以下是一个完整的脚本，用于完成上述查找和修改脚本 shebang 的任务：

$ cat ChangeScriptShell.sh
#!/bin/bash
# Change the shebang used for a directory of scripts
#
################## Function Declarations ##########################
#
function errorOrExit {
        echo
        echo $message1
        echo $message2
        echo "Exiting script..."
        exit
}
#
function modifyScripts {
        echo
        read -p "Directory name in which to store new scripts? " newScriptDir
        #
        echo "Modifying the scripts started at $(date +%N) nanoseconds"
        #
        count=0
        for filename in $(grep -l "/bin/sh" $scriptDir/*.sh)
        do
                newFilename=$(basename $filename)
                cat $filename |
                sed '1c\#!/bin/bash' > $newScriptDir/$newFilename
                count=$[$count + 1]
        done
        echo "$count modifications completed at $(date +%N) nanoseconds"
}
#
################# Check for Script Directory ######################
if [ -z $1 ]
then
        message1="The name of the directory containing scripts to check"
        message2="is missing. Please provide the name as a parameter."
        errorOrExit
else
        scriptDir=$1
fi
#
################ Create Shebang Report ############################
#
sed -sn '1F;
1s!/bin/sh!/bin/bash!' $scriptDir/*.sh |
gawk 'BEGIN {print ""
print "The following scripts have /bin/sh as their shebang:"
print "==================================================="}
{print $0}
END {print ""
print "End of Report"}'
#
################## Change Scripts? #################################
#
#
echo
read -p "Do you wish to modify these scripts' shebang? (Y/n)? " answer
#
case $answer in
Y | y)
        modifyScripts
        ;;
N | n)
        message1="No scripts will be modified."
        message2="Run this script later to modify, if desired."
        errorOrExit
        ;;
*)
        message1="Did not answer Y or n."
        message2="No scripts will be modified."
        errorOrExit
        ;;
esac

2.4 脚本运行示例

以下是脚本的运行示例：

$ mkdir NewScripts
$ ./ChangeScriptShell.sh OldScripts

The following scripts have /bin/sh as their shebang:
===================================================
OldScripts/backgroundoutput.sh
OldScripts/backgroundscript.sh
[...]
OldScripts/tryat.sh

End of Report

Do you wish to modify these scripts' shebang? (Y/n)?
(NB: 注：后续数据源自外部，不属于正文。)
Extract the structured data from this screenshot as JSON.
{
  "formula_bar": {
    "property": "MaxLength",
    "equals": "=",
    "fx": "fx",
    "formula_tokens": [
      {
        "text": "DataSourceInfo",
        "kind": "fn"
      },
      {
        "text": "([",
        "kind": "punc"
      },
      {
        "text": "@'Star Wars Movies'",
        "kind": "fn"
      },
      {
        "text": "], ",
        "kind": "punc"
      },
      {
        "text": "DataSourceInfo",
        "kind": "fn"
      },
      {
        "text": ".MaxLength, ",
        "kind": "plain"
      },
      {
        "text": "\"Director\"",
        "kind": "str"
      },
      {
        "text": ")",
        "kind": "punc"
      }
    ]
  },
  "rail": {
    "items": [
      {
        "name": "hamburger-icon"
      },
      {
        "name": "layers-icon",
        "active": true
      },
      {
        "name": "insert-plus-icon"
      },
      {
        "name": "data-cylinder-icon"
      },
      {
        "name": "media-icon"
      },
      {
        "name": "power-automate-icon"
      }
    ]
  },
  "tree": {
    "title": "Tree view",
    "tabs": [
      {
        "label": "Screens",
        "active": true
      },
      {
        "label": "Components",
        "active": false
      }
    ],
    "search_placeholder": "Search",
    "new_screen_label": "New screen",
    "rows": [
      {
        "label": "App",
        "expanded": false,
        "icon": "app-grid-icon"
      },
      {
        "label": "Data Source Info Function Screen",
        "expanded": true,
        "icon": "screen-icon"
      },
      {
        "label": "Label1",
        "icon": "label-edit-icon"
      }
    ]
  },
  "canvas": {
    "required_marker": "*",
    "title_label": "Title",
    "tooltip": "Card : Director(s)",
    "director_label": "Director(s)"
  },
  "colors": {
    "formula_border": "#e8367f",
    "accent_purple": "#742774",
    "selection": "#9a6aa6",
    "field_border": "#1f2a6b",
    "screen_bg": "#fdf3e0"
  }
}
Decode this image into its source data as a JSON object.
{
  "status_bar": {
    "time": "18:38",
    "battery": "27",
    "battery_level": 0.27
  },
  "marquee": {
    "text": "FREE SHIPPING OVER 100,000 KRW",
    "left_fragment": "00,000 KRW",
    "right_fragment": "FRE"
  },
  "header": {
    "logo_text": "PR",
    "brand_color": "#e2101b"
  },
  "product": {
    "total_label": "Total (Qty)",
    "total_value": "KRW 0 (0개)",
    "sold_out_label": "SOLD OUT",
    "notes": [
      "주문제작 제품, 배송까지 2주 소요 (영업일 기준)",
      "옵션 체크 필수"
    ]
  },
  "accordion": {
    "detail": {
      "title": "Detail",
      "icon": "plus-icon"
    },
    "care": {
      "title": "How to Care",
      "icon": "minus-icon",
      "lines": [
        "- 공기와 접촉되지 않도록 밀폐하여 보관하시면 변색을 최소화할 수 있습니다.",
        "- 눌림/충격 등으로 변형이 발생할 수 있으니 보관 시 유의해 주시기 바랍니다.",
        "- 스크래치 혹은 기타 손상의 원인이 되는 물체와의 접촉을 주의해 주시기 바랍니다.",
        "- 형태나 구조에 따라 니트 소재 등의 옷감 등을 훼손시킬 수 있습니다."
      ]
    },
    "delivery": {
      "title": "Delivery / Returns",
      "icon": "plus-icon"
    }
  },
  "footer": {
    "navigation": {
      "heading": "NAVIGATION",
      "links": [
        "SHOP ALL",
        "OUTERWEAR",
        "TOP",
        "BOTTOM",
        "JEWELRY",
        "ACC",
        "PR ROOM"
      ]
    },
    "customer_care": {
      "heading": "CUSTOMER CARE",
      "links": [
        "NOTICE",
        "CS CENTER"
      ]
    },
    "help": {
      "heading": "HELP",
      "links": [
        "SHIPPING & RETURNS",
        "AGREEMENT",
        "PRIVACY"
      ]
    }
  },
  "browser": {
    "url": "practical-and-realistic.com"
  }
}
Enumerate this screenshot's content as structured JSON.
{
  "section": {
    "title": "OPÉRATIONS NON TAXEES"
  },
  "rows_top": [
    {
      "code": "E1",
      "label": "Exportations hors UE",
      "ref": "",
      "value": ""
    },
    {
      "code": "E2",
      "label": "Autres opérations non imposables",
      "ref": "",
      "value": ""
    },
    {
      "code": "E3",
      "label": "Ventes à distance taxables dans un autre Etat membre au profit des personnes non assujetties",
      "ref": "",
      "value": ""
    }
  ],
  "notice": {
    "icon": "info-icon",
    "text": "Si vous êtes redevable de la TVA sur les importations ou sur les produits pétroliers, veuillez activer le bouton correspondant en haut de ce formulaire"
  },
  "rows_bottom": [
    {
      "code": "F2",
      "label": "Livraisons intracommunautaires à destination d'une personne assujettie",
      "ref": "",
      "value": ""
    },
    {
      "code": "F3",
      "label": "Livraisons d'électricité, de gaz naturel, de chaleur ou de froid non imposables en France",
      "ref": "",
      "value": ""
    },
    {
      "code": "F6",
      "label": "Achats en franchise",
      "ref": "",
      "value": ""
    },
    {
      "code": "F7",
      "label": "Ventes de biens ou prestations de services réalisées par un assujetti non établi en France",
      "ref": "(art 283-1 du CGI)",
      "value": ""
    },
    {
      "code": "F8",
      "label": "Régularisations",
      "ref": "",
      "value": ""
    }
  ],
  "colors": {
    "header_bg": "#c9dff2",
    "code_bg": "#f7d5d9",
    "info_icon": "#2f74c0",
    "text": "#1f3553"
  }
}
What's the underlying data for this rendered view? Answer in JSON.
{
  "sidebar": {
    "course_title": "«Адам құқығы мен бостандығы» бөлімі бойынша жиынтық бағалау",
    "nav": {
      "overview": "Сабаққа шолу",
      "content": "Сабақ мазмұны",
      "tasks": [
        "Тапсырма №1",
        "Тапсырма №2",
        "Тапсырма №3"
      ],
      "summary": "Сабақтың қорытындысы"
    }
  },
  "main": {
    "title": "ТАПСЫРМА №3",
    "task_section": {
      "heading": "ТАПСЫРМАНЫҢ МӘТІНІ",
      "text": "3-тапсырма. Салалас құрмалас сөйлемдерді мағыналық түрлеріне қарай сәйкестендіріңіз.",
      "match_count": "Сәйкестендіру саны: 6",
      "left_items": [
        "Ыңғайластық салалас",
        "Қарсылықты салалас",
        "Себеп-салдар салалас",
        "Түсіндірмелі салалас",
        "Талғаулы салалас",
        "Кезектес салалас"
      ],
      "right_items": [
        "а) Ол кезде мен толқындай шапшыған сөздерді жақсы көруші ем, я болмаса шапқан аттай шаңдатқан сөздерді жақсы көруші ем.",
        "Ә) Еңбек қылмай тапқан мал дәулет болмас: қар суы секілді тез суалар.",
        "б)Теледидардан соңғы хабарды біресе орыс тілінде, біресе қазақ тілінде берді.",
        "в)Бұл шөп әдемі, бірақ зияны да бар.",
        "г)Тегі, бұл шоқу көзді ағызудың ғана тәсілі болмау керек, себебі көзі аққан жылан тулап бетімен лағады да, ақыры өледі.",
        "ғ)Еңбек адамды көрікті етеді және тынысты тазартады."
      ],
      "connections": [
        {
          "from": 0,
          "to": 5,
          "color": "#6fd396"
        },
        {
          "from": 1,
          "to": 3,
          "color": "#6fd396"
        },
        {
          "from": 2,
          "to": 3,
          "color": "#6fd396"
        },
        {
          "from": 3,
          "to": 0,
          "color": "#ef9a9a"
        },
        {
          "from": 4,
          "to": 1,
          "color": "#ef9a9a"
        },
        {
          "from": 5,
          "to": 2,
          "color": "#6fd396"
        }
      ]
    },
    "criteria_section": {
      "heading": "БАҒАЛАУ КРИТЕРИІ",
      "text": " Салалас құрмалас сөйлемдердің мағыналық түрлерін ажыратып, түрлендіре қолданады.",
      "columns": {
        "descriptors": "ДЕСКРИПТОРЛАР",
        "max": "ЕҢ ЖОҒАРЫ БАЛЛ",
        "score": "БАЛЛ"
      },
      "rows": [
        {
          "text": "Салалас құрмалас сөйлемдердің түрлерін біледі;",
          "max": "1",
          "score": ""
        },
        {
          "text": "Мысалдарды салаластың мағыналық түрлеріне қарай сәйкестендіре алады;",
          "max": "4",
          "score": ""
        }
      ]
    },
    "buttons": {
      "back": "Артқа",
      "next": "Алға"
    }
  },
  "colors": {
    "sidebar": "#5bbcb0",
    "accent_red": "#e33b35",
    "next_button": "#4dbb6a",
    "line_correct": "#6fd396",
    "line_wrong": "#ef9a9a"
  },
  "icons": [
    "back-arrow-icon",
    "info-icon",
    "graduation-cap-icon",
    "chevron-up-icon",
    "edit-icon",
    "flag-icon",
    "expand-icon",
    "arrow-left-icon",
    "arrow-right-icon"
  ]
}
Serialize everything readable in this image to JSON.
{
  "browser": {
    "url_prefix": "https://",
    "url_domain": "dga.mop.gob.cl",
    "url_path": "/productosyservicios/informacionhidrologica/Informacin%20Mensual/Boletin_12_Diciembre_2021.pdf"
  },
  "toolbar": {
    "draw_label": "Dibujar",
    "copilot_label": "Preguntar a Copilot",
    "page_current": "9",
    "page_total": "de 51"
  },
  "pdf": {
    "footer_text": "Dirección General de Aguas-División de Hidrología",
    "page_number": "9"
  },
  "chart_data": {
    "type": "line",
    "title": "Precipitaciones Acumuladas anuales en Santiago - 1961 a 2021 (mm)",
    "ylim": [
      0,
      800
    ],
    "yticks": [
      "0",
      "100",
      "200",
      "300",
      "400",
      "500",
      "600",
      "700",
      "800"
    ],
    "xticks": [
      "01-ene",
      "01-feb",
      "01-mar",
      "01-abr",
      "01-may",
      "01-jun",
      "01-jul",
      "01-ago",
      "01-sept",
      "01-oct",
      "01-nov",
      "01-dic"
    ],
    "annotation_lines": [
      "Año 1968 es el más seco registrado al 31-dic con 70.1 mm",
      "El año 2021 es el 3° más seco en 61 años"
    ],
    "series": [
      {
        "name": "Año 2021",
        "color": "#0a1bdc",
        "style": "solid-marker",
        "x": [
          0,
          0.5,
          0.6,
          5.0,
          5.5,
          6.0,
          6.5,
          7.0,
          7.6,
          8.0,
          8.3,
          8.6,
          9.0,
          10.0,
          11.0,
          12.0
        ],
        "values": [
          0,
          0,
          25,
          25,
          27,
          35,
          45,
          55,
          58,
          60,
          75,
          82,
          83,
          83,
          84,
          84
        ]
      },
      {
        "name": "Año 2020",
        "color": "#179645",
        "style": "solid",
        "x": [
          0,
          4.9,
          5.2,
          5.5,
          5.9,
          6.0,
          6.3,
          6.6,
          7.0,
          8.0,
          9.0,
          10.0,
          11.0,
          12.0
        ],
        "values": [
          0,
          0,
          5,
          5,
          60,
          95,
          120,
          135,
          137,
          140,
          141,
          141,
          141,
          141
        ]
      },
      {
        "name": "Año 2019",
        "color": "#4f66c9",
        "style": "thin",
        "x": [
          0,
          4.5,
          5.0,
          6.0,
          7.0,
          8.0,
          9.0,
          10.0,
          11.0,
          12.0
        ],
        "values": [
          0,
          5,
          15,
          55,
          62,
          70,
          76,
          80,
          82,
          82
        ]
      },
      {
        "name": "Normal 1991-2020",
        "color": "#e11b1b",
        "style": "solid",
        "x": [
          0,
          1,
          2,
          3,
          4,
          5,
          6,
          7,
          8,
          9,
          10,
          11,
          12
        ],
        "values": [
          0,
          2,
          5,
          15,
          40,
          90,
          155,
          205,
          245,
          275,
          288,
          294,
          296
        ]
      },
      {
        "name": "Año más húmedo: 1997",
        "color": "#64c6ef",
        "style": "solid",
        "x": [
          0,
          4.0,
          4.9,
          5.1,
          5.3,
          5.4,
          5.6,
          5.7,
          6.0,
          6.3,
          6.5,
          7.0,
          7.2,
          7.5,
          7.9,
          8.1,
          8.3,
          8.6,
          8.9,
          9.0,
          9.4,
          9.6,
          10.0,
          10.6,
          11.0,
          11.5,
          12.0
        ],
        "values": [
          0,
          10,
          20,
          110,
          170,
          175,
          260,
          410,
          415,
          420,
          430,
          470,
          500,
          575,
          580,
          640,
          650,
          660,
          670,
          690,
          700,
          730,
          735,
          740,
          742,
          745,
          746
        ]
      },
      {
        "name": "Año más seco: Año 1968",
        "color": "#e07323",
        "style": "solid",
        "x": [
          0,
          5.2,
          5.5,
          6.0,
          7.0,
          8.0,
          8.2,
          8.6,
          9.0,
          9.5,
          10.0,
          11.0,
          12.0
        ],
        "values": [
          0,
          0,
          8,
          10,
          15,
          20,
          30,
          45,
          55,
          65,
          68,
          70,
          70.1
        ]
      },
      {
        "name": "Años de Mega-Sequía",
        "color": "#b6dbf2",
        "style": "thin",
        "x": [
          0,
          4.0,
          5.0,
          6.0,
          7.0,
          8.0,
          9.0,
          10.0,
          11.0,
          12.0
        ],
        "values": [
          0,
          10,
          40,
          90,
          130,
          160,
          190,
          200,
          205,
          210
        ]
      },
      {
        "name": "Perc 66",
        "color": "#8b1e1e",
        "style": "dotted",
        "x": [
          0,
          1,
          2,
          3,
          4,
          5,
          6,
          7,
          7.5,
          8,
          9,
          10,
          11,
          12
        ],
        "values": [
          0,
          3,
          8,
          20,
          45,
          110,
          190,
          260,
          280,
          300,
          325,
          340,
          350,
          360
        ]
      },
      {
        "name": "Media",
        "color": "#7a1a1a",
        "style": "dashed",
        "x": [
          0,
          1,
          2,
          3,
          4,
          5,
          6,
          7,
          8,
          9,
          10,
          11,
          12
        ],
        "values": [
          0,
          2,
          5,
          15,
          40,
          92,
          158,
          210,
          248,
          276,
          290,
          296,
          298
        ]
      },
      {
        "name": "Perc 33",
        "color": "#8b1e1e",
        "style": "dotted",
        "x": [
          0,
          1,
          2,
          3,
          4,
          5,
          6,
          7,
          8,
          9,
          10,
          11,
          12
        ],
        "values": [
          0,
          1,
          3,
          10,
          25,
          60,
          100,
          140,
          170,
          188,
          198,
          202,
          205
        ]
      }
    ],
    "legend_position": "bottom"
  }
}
Y

Directory name in which to store new scripts? NewScripts
Modifying the scripts started at 168687219 nanoseconds
18 modifications completed at 266043476 nanoseconds

2.5 脚本改进建议

这个脚本虽然能够完成任务，但还有一些可以改进的地方：
- 目录检查 ：确保修改后的 Bash shell 脚本的新目录位置存在。
- 文件覆盖检查 ：检查要保存的文件是否已经存在于目录中，避免意外覆盖文件。
- 参数传递和报告保存 ：允许将新目录位置作为参数传递，并可能保存 sed 和 gawk 生成的报告。

2.6 操作流程总结

下面是一个 mermaid 流程图，展示了使用 sed 和 gawk 解决脚本 shebang 问题的操作流程：

graph TD;
    A[开始] --> B{输入脚本目录};
    B --> |目录存在| C[生成包含旧 shebang 的脚本报告];
    B --> |目录不存在| D[输出错误信息并退出];
    C --> E{是否修改脚本};
    E --> |是| F[输入新脚本存储目录];
    E --> |否| G[输出不修改信息并退出];
    F --> H[修改脚本 shebang 并保存到新目录];
    H --> I[输出修改完成信息];
    D --> J[结束];
    G --> J;
    I --> J;

2.7 总结

通过上述内容，我们了解了 sed 编辑器的各种命令和操作，包括插入、追加、修改行，转换字符，打印信息以及与文件的交互等。同时，通过一个实际案例展示了如何结合 sed 和 gawk 解决 shell 脚本 shebang 兼容性问题。在实际应用中，可以根据具体需求灵活运用这些工具和方法，提高工作效率。希望这些内容能帮助你更好地掌握 sed 和 gawk 的使用。